Text & Fotografie: Klaus Mümpfer
Romantik mit freien Expressionen
Duo-Konzert mit Sebastian Sternal und Claudius Valk in der Mainzer Hochschule für Musik
Pianist Sebastian Sternal tupft sanft einige Noten, bevor Saxophonist Claudius Valk mit dem Tenorsaxophon das Thema aufgreift, die Harmonien verbiegt und wendet. Die beiden Künstler zeigen wie durch Variationen in dieser „Liebeserklärung an Mainz“ aus dem schlichten Ernst-Neger-Kinderliedchen vom „Heile, heile Gänsje“ ein jazzig-kammermusikalisches Kleinod entsteht. Es ist der fast sentimentale Abschluss eines Benefizkonzertes für die „Stiftung Gymnasium Moguntinum“ in der Mainzer Hochschule für Musik. „Ich möchte mit diesem Konzert ein wenig zurückgeben, was ich dieser Schule zu verdanken habe“, sagt der Jazzprofessor, der am Mainzer Rabanus Maurus Gymnasium sein Abitur ablegte. „Inzwischen hat der noch junge Pianist mehrere Preise und einen Jazz-Echo errungen.
Zwei Romantiker haben sich gefunden, in deren Brust zugleich ein Herz für freie und expressive Improvisationen schlägt. Zwar ist diese kammermusikalische Entdeckungsreise vor allem durch meditative Klangfarben und Rhythmen geprägt, die jedoch durch sperrige, überblasene und eruptive Soloausflüge aufgebrochen werden. Valk bläst auf dem Tenor- und dem Sopransaxophon melodische und sanfte Läufe, zugleich aber auch aufgeraute Unter- und spitze Obertöne, nutzt die Atemgeräusche und Schnalzlaute in der Slaptechnik, das Spiel mit den Klappen an seinem Instrument und überblasene Sounds. Sternal kostet elegant die Fülle des Grand Piano in schnellen Läufen und rollenden Bässen aus, hämmert Blockakkorde in die Tasten, tastet suchend nach Single-Notes und reißt im Innern des Flügels Saiten an, um in „Zwei“ die Klangexperimente seines Partners auf dem Saxophon abzurunden.
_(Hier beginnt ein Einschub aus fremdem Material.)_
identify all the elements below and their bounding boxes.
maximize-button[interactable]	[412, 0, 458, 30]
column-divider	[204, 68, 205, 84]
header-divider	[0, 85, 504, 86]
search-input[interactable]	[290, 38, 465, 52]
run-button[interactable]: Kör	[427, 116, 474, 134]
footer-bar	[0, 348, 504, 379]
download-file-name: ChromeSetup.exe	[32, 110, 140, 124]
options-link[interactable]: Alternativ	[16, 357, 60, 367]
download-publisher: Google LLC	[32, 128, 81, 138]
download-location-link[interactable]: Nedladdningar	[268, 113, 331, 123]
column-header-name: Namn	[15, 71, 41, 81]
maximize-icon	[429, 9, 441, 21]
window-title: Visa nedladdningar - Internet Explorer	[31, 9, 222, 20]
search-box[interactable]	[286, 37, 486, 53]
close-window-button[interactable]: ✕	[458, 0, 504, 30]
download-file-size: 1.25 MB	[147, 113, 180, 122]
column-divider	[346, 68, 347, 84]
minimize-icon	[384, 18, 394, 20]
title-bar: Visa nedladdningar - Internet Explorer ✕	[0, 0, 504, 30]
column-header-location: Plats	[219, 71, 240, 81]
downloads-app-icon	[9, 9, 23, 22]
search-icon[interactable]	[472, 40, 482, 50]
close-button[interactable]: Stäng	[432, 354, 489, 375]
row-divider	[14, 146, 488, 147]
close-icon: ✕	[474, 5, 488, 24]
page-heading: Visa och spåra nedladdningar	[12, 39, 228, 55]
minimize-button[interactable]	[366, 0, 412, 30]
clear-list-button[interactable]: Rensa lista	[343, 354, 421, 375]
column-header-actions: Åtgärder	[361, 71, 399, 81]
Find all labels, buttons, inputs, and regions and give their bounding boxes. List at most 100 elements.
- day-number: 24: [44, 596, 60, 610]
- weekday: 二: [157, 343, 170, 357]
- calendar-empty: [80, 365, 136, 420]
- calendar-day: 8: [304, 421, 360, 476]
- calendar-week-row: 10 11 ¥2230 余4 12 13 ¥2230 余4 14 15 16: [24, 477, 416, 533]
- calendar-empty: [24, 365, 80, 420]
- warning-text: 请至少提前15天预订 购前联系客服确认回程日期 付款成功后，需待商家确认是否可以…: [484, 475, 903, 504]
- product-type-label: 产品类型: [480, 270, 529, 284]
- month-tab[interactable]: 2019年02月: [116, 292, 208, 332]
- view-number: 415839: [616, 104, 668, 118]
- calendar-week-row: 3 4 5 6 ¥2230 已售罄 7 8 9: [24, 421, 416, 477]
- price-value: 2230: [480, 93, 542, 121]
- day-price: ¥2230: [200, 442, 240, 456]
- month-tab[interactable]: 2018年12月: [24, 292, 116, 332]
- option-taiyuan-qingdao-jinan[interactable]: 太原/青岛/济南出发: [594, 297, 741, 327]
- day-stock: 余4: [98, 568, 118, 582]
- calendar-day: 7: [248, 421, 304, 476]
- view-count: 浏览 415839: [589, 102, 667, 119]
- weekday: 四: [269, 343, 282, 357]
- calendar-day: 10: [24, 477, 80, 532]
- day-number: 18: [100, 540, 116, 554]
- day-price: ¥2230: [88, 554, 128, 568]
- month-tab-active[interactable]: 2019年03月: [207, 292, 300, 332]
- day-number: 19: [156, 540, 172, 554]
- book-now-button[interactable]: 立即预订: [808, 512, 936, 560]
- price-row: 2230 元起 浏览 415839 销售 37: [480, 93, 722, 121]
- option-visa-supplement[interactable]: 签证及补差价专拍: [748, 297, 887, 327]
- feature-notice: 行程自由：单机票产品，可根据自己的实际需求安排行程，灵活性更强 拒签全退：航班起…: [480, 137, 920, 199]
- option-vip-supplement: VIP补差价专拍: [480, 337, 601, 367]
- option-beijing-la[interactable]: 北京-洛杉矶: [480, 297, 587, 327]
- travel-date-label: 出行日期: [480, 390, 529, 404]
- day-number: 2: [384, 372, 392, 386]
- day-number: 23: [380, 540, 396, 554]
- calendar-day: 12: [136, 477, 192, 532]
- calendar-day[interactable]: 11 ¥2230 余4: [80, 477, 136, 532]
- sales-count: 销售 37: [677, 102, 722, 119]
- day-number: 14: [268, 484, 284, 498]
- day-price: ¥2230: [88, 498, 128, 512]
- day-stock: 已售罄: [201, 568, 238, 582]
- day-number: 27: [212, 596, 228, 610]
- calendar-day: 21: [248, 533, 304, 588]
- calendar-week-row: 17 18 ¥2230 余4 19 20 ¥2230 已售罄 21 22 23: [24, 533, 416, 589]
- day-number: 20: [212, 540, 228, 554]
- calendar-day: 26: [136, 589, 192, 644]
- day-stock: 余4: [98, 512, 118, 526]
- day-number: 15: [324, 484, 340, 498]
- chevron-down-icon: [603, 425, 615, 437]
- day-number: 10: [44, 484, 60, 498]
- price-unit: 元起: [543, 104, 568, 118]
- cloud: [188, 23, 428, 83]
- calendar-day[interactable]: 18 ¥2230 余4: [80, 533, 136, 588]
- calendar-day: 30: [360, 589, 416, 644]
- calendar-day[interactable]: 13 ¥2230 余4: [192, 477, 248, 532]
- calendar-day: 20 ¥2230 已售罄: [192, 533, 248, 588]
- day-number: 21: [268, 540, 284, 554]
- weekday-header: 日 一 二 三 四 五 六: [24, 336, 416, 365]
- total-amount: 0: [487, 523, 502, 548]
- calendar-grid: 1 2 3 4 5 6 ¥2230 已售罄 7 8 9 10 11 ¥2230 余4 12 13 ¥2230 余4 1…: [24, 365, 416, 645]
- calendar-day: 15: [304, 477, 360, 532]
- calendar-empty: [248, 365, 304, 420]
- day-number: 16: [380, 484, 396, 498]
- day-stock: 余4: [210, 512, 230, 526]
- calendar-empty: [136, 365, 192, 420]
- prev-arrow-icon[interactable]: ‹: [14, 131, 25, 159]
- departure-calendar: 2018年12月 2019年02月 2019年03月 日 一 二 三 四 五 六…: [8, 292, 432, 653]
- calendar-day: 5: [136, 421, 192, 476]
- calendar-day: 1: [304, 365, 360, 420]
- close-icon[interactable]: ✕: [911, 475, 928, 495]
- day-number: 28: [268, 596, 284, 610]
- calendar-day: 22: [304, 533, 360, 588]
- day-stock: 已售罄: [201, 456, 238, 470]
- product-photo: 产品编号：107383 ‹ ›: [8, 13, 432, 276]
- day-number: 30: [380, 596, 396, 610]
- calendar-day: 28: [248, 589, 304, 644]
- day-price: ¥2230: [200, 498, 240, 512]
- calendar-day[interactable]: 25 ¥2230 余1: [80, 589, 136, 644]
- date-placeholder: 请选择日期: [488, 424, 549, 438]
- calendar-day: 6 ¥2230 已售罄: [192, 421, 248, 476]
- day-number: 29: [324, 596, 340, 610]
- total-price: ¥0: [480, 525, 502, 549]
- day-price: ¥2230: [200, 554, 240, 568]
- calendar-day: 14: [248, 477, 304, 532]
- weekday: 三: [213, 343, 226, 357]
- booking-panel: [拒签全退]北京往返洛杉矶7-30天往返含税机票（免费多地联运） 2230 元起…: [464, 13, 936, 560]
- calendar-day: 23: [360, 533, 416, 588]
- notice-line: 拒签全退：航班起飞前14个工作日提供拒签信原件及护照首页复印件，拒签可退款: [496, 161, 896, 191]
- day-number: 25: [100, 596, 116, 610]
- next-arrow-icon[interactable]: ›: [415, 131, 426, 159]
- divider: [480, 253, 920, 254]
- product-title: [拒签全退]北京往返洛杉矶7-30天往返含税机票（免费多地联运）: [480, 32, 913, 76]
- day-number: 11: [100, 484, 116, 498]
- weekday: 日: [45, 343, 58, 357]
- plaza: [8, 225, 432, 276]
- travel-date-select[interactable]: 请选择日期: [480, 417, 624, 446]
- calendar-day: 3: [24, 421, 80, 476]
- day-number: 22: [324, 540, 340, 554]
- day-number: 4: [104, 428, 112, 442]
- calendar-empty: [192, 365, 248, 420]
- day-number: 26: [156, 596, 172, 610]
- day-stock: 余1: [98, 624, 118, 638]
Das Konzert beginnt mit einer noch titellosen Sternal-Komposition im Drei-Viertel-Takt. Melodisch und lyrisch, mal leicht gehaucht im Tenorsaxophon, dann kraftvoller im Duo. Die beiden Künstler verschränken den Standard „Don´t explain“ der Jazz-Sängerin Billie Holiday mit der Eigenkomposition „VII“ des Pianisten. Der verspielten und cantablen Passage folgen ein kontrastierendes rollendes Zwischenspiel sowie ein Up-Tempo-Lauf mit Akkord-Schichtungen auf dem Flügel und Saxophon-Schreien. Wechsel von treibenden, freien Passagen und singbaren Linien kennzeichnen auch die Bearbeitung von Cole Porters „You do something to me“. Balladesk mit vollem und rundem Ton des Tenorsaxopohons, schwebenden Sounds und sparsamen Klaviersprengsel packen die beiden Musiker in die frisch bearbeitete Komposition „Zwo“ von Claudius Valk. In seiner Komposition „Bandscapes“ bläst Valk das Sopransaxophon mit emotionaler Intensität, um gemeinsam mit dem Pianisten in der Ballade „III“ von Sternal trotz schnellem Mittelteil mit wuchtigen Akkordeinwürfen auf dem Flügel wieder zur ruhigeren Gewässern mit leichtem Klassik-Touch zurückzukehren.
„Lichtspielhaus“ ist der übergeordnete Titel des Konzertes der beiden für das diesjährige Finale des „Neuen Deutschen Jazzpreises“ nominierten Künstler. Er ist zugleich die letzte Komposition in diesem aufregenden Konzert – mit einer Up-Tempo-Reminiszenz an den Klavierspieler in früheren Film-Theatern. „Es ist mir ein Anliegen, aussterbende deutsche Worte zu ehren“, erläutert Sebastian Sternal, der zugleich seinem Freund Valk dankt, dass dieser spontan bereit gewesen sei, ihn in diesem Benefizkonzert zu begleiten.